All of lore.kernel.org
 help / color / mirror / Atom feed
From: Waiman Long <waiman.long@hp.com>
To: Arnaldo Carvalho de Melo <acme@kernel.org>
Cc: Peter Zijlstra <peterz@infradead.org>,
	Paul Mackerras <paulus@samba.org>, Ingo Molnar <mingo@redhat.com>,
	linux-kernel@vger.kernel.org,
	Scott J Norton <scott.norton@hp.com>,
	Douglas Hatch <doug.hatch@hp.com>,
	Don Zickus <dzickus@redhat.com>, Jiri Olsa <jolsa@kernel.org>,
	Adrian Hunter <adrian.hunter@intel.com>,
	Namhyung Kim <namhyung@kernel.org>
Subject: Re: [PATCH v5 2/2] perf tool: improves DSO long names lookup speed with rbtree
Date: Tue, 30 Sep 2014 13:38:54 -0400	[thread overview]

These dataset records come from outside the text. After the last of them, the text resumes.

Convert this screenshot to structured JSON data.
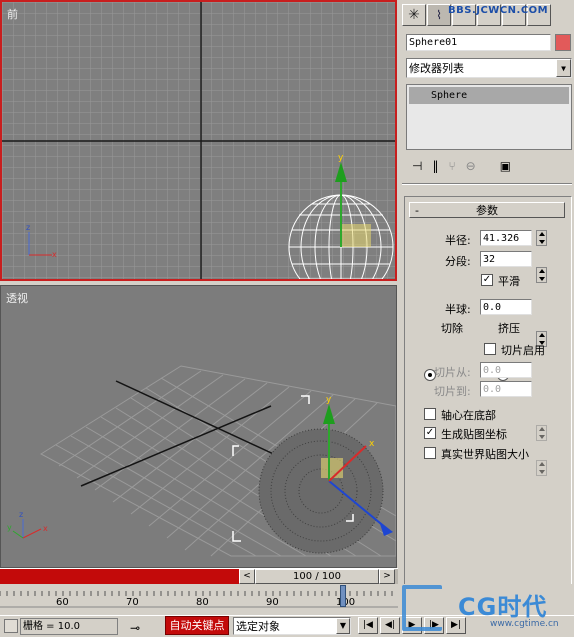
{
  "watermark_top": "BBS.JCWCN.COM",
  "viewports": {
    "front_label": "前",
    "perspective_label": "透视"
  },
  "panel": {
    "object_name": "Sphere01",
    "object_color": "#e25a5a",
    "modifier_list": "修改器列表",
    "stack_item": "Sphere",
    "rollout_title": "参数",
    "radius_label": "半径:",
    "radius_value": "41.326",
    "segments_label": "分段:",
    "segments_value": "32",
    "smooth_label": "平滑",
    "smooth_checked": "✓",
    "hemisphere_label": "半球:",
    "hemisphere_value": "0.0",
    "chop_label": "切除",
    "squash_label": "挤压",
    "slice_on_label": "切片启用",
    "slice_from_label": "切片从:",
    "slice_from_value": "0.0",
    "slice_to_label": "切片到:",
    "slice_to_value": "0.0",
    "base_to_pivot_label": "轴心在底部",
    "gen_mapping_label": "生成贴图坐标",
    "gen_mapping_checked": "✓",
    "real_world_label": "真实世界贴图大小"
  },
  "timeline": {
    "frame_display": "100 / 100",
    "ticks": [
      "60",
      "70",
      "80",
      "90",
      "100"
    ]
  },
  "status": {
    "grid_text": "栅格 = 10.0",
    "autokey_label": "自动关键点",
    "selection_filter": "选定对象"
  },
  "logo_text": "CG时代",
  "logo_sub": "www.cgtime.cn"
}
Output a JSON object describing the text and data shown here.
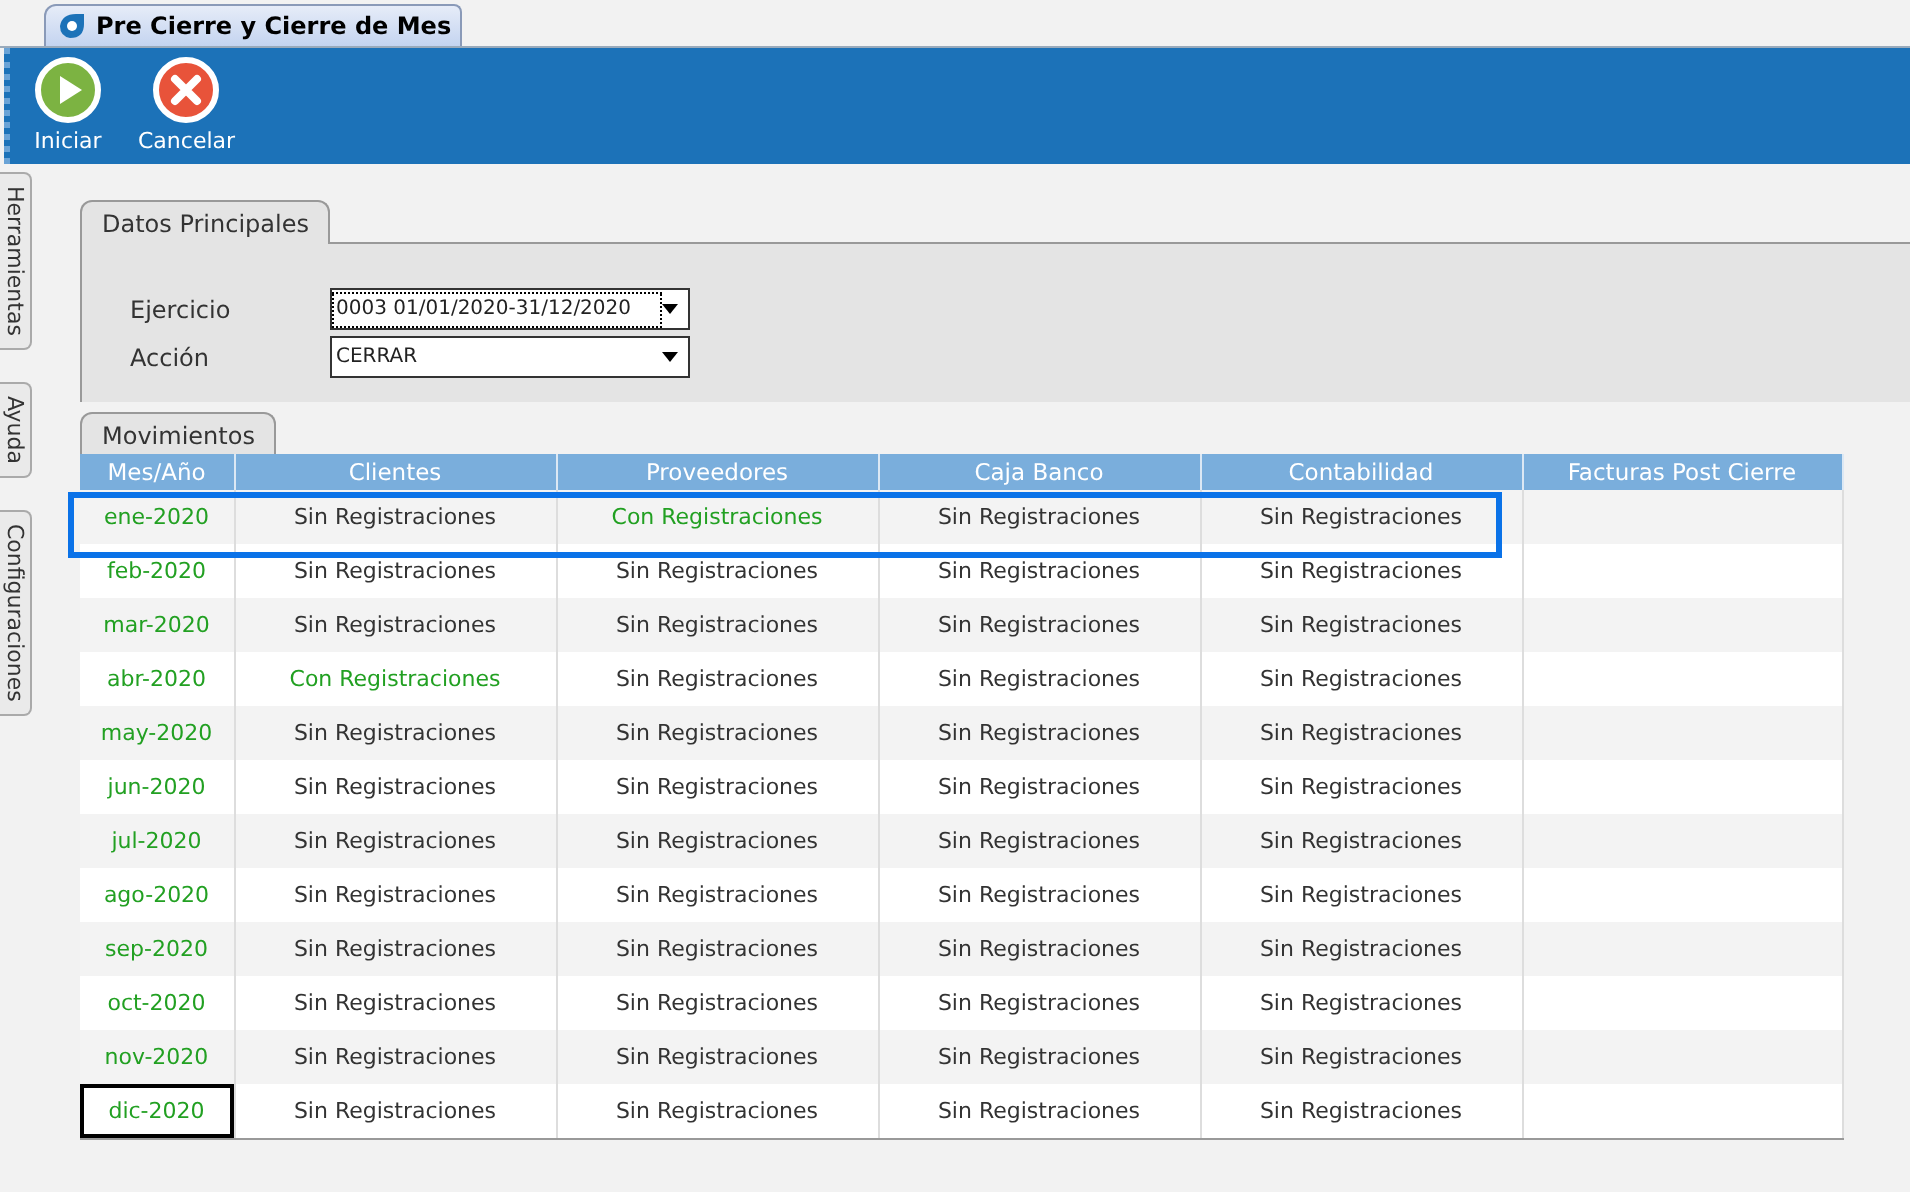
{
  "window": {
    "title": "Pre Cierre y Cierre de Mes"
  },
  "toolbar": [
    {
      "kind": "start",
      "label": "Iniciar"
    },
    {
      "kind": "cancel",
      "label": "Cancelar"
    }
  ],
  "side_tabs": [
    "Herramientas",
    "Ayuda",
    "Configuraciones"
  ],
  "main_data": {
    "title": "Datos Principales",
    "fields": [
      {
        "label": "Ejercicio",
        "value": "0003 01/01/2020-31/12/2020",
        "focused": true
      },
      {
        "label": "Acción",
        "value": "CERRAR",
        "focused": false
      }
    ]
  },
  "movements": {
    "title": "Movimientos",
    "columns": [
      "Mes/Año",
      "Clientes",
      "Proveedores",
      "Caja Banco",
      "Contabilidad",
      "Facturas Post Cierre"
    ],
    "rows": [
      {
        "highlighted": true,
        "cells": [
          {
            "text": "ene-2020",
            "focused": false
          },
          {
            "text": "Sin Registraciones",
            "with_records": false
          },
          {
            "text": "Con Registraciones",
            "with_records": true
          },
          {
            "text": "Sin Registraciones",
            "with_records": false
          },
          {
            "text": "Sin Registraciones",
            "with_records": false
          }
        ]
      },
      {
        "highlighted": false,
        "cells": [
          {
            "text": "feb-2020",
            "focused": false
          },
          {
            "text": "Sin Registraciones",
            "with_records": false
          },
          {
            "text": "Sin Registraciones",
            "with_records": false
          },
          {
            "text": "Sin Registraciones",
            "with_records": false
          },
          {
            "text": "Sin Registraciones",
            "with_records": false
          }
        ]
      },
      {
        "highlighted": false,
        "cells": [
          {
            "text": "mar-2020",
            "focused": false
          },
          {
            "text": "Sin Registraciones",
            "with_records": false
          },
          {
            "text": "Sin Registraciones",
            "with_records": false
          },
          {
            "text": "Sin Registraciones",
            "with_records": false
          },
          {
            "text": "Sin Registraciones",
            "with_records": false
          }
        ]
      },
      {
        "highlighted": false,
        "cells": [
          {
            "text": "abr-2020",
            "focused": false
          },
          {
            "text": "Con Registraciones",
            "with_records": true
          },
          {
            "text": "Sin Registraciones",
            "with_records": false
          },
          {
            "text": "Sin Registraciones",
            "with_records": false
          },
          {
            "text": "Sin Registraciones",
            "with_records": false
          }
        ]
      },
      {
        "highlighted": false,
        "cells": [
          {
            "text": "may-2020",
            "focused": false
          },
          {
            "text": "Sin Registraciones",
            "with_records": false
          },
          {
            "text": "Sin Registraciones",
            "with_records": false
          },
          {
            "text": "Sin Registraciones",
            "with_records": false
          },
          {
            "text": "Sin Registraciones",
            "with_records": false
          }
        ]
      },
      {
        "highlighted": false,
        "cells": [
          {
            "text": "jun-2020",
            "focused": false
          },
          {
            "text": "Sin Registraciones",
            "with_records": false
          },
          {
            "text": "Sin Registraciones",
            "with_records": false
          },
          {
            "text": "Sin Registraciones",
            "with_records": false
          },
          {
            "text": "Sin Registraciones",
            "with_records": false
          }
        ]
      },
      {
        "highlighted": false,
        "cells": [
          {
            "text": "jul-2020",
            "focused": false
          },
          {
            "text": "Sin Registraciones",
            "with_records": false
          },
          {
            "text": "Sin Registraciones",
            "with_records": false
          },
          {
            "text": "Sin Registraciones",
            "with_records": false
          },
          {
            "text": "Sin Registraciones",
            "with_records": false
          }
        ]
      },
      {
        "highlighted": false,
        "cells": [
          {
            "text": "ago-2020",
            "focused": false
          },
          {
            "text": "Sin Registraciones",
            "with_records": false
          },
          {
            "text": "Sin Registraciones",
            "with_records": false
          },
          {
            "text": "Sin Registraciones",
            "with_records": false
          },
          {
            "text": "Sin Registraciones",
            "with_records": false
          }
        ]
      },
      {
        "highlighted": false,
        "cells": [
          {
            "text": "sep-2020",
            "focused": false
          },
          {
            "text": "Sin Registraciones",
            "with_records": false
          },
          {
            "text": "Sin Registraciones",
            "with_records": false
          },
          {
            "text": "Sin Registraciones",
            "with_records": false
          },
          {
            "text": "Sin Registraciones",
            "with_records": false
          }
        ]
      },
      {
        "highlighted": false,
        "cells": [
          {
            "text": "oct-2020",
            "focused": false
          },
          {
            "text": "Sin Registraciones",
            "with_records": false
          },
          {
            "text": "Sin Registraciones",
            "with_records": false
          },
          {
            "text": "Sin Registraciones",
            "with_records": false
          },
          {
            "text": "Sin Registraciones",
            "with_records": false
          }
        ]
      },
      {
        "highlighted": false,
        "cells": [
          {
            "text": "nov-2020",
            "focused": false
          },
          {
            "text": "Sin Registraciones",
            "with_records": false
          },
          {
            "text": "Sin Registraciones",
            "with_records": false
          },
          {
            "text": "Sin Registraciones",
            "with_records": false
          },
          {
            "text": "Sin Registraciones",
            "with_records": false
          }
        ]
      },
      {
        "highlighted": false,
        "cells": [
          {
            "text": "dic-2020",
            "focused": true
          },
          {
            "text": "Sin Registraciones",
            "with_records": false
          },
          {
            "text": "Sin Registraciones",
            "with_records": false
          },
          {
            "text": "Sin Registraciones",
            "with_records": false
          },
          {
            "text": "Sin Registraciones",
            "with_records": false
          }
        ]
      }
    ]
  }
}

Message-ID: <542AEAAE.5040002@hp.com> (raw)
In-Reply-To: <542ADF03.7070609@hp.com>

On 09/30/2014 12:49 PM, Waiman Long wrote:
> On 09/30/2014 11:21 AM, Arnaldo Carvalho de Melo wrote:
>> Em Mon, Sep 29, 2014 at 04:07:29PM -0400, Waiman Long escreveu:
>>> With workload that spawns and destroys many threads and processes,
>>> it was found that perf-mem could took a long time to post-process
>>> the perf data after the target workload had completed its operation.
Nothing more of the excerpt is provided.